You should know that Sister is a lot like me. We both need God and the universe to make things obvious for our tentative hearts. We find comfort in the redundancy of signs all pointing to the same thing.
As she explained the details of the situation to me I couldn’t help but laugh, because it was so obvious to me from the outside looking in. I grabbed her shoulders, looked her squarely in the eyes, and said “Sister. YES. Don’t you see it? God hasn’t just opened the door he’s taken it off the hinges. Walk through it!”
By the way, she did, and it I’m happy to report that it all worked out in her favor. Then as luck and fate and God would have it, I soon found myself having a teary, shaky moment of my own. I felt stuck in a creative rut. Writing was something that had always been breezy and fun and casual for me but suddenly it was complicated and difficult. I began to question whether or not I should really even be pursuing this dream at all.
“It all just feels too risky,” I commiserated aloud one day to my writing group.

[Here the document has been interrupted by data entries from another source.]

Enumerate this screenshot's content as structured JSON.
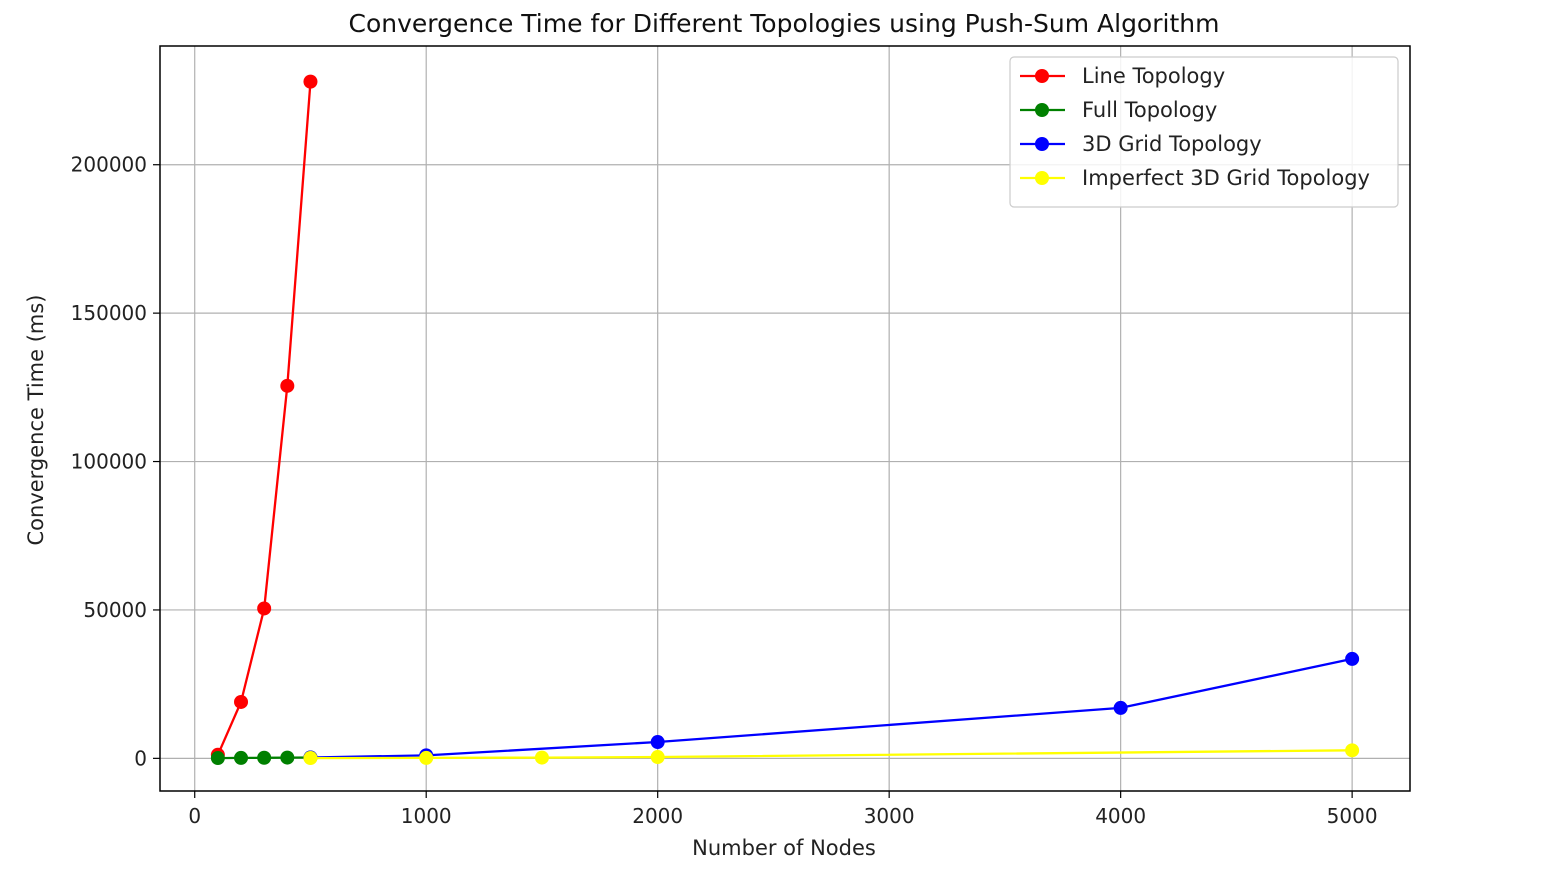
{
  "chart_data": {
    "type": "line",
    "title": "Convergence Time for Different Topologies using Push-Sum Algorithm",
    "xlabel": "Number of Nodes",
    "ylabel": "Convergence Time (ms)",
    "xlim": [
      -150,
      5250
    ],
    "ylim": [
      -11000,
      240000
    ],
    "xticks": [
      0,
      1000,
      2000,
      3000,
      4000,
      5000
    ],
    "yticks": [
      0,
      50000,
      100000,
      150000,
      200000
    ],
    "grid": true,
    "legend_position": "top-right",
    "series": [
      {
        "name": "Line Topology",
        "color": "#ff0000",
        "x": [
          100,
          200,
          300,
          400,
          500
        ],
        "y": [
          1200,
          19000,
          50500,
          125500,
          228000
        ]
      },
      {
        "name": "Full Topology",
        "color": "#008000",
        "x": [
          100,
          200,
          300,
          400,
          500
        ],
        "y": [
          100,
          150,
          200,
          250,
          300
        ]
      },
      {
        "name": "3D Grid Topology",
        "color": "#0000ff",
        "x": [
          500,
          1000,
          2000,
          4000,
          5000
        ],
        "y": [
          300,
          1000,
          5500,
          17000,
          33500
        ]
      },
      {
        "name": "Imperfect 3D Grid Topology",
        "color": "#ffff00",
        "x": [
          500,
          1000,
          1500,
          2000,
          5000
        ],
        "y": [
          100,
          150,
          250,
          450,
          2700
        ]
      }
    ]
  }
}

One of them immediately responded with, and I quote, “Stop it. Get out of your own way. Get your butt in that chair and write. God has apparently taken the door off the hinges for you so start running through it! Go on.”
She said my own words back to me, almost verbatim, and I nearly choked on them. If it was redundancy I needed, the universe was surely giving it to me.
But I’ve got to say, I’m starting to wonder about all this redundancy that I assume I so desperately “need”. (Those are air quotes, by the way. I’m using them ironically.)
I’m starting to wonder if maybe there’s a better way.
I’m wondering how many adventures I’ve delayed, missed out on, or ignored altogether because I was waiting for that big flashing sign to spell it out for me. To give me permission to proceed.
So much of life is simply choices.
What if I already have all the permission I need pursue the dream God gave me? What if I just need to be brave enough to choose it?
The uncomfortable truth is that everything in life truly worth pursuing involves some amount of risk.
I know this. We all know this. Yet, knowing and doing are two very different sides to the same coin.
It’s easy to stand on the outside of someone else’s dream and say “You should totally go for it! Be brave!” But when it comes to absorbing my own risk and taking my own steps I’m suddenly all about phoning it in to the Department of Redundancy Department. (See what I did there? Of course you did. You’re clever like that.)
Guys! I’m tired of wasting time! I’m tired of tiptoeing around the dream just because it’s risky. I’m tired of letting fear be the thing that holds me back.
So I’m not going to anymore. It is a choice, after all.
I don’t have to flip that coin up in the air, waiting to see if it lands on knowing or doing. I can just take the coin out of my pocket and use it to double down on the dream.
Because whatever dream it is we carry, I think we are meant to spend it to the very last cent. It doesn’t do us or the world any good to keep it shoved in our pocket.